Kampanye adalah salah satu cara untuk memikat pemilih. Bagi caleg, kampanye merupakan agenda penting yang tidak boleh ditinggalkan. Jika tidak siap berkampanye maka lebih baik berhenti menjadi caleg.
Karena zaman terus berubah, para caleg juga harus mampu beradaptasi dengan perkembangan zaman sehingga tidak terjebak dalam model kampanye klasik yang sudah tidak lagi efektif. Model kampanye harus terus diperbarui dari masa ke masa.

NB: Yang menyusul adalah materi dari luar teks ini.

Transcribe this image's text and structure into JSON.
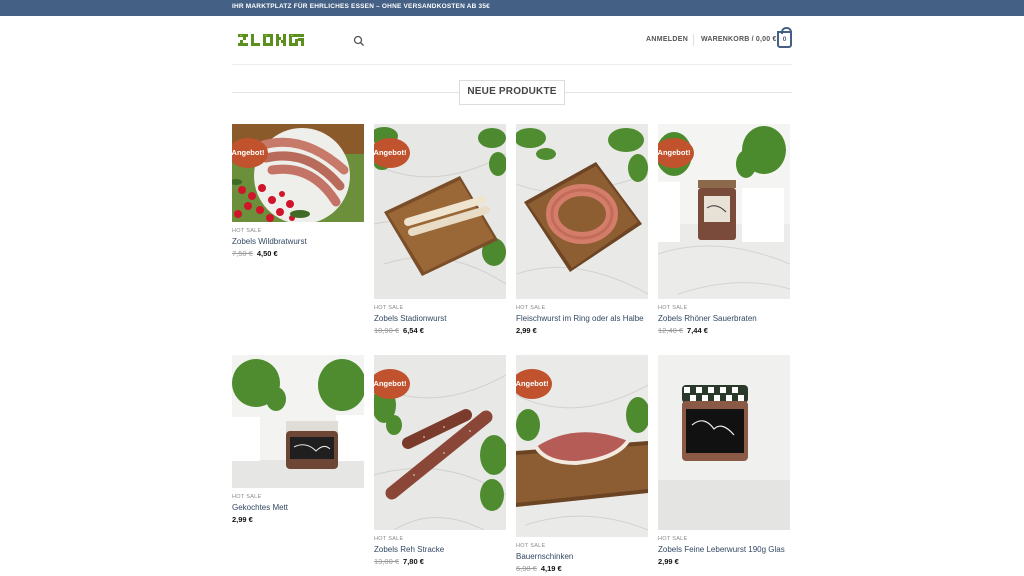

Berikut ini adalah beberapa bentuk kampanye dan strategi klasik yang tidak lagi sesuai dengan perkembangan zaman:
Pertama, sok dermawan di kedai kopi. Dulu, atau mungkin berpuluh-puluh tahun lalu kampanye serupa ini lumayan menarik perhatian masyarakat sehingga ramai caleg yang merasa mantap dengan model ini. Caranya adalah berkunjung ke kedai-kedai kopi dan kemudian berbasa-basi dengan pengunjung kedai. Setelah basa-basi dirasa cukup, si caleg lalu membayar harga kopi seluruh pengunjung. Aksi si caleg ini biasanya akan dipuji oleh masyarakat sehingga suaranya akan bertambah. Tapi, itu dulu! Untuk saat ini model kampanye tersebut sudah kedaluarsa. Uniknya, sekarang justru banyak caleg yang harga kopinya dibayar orang lain.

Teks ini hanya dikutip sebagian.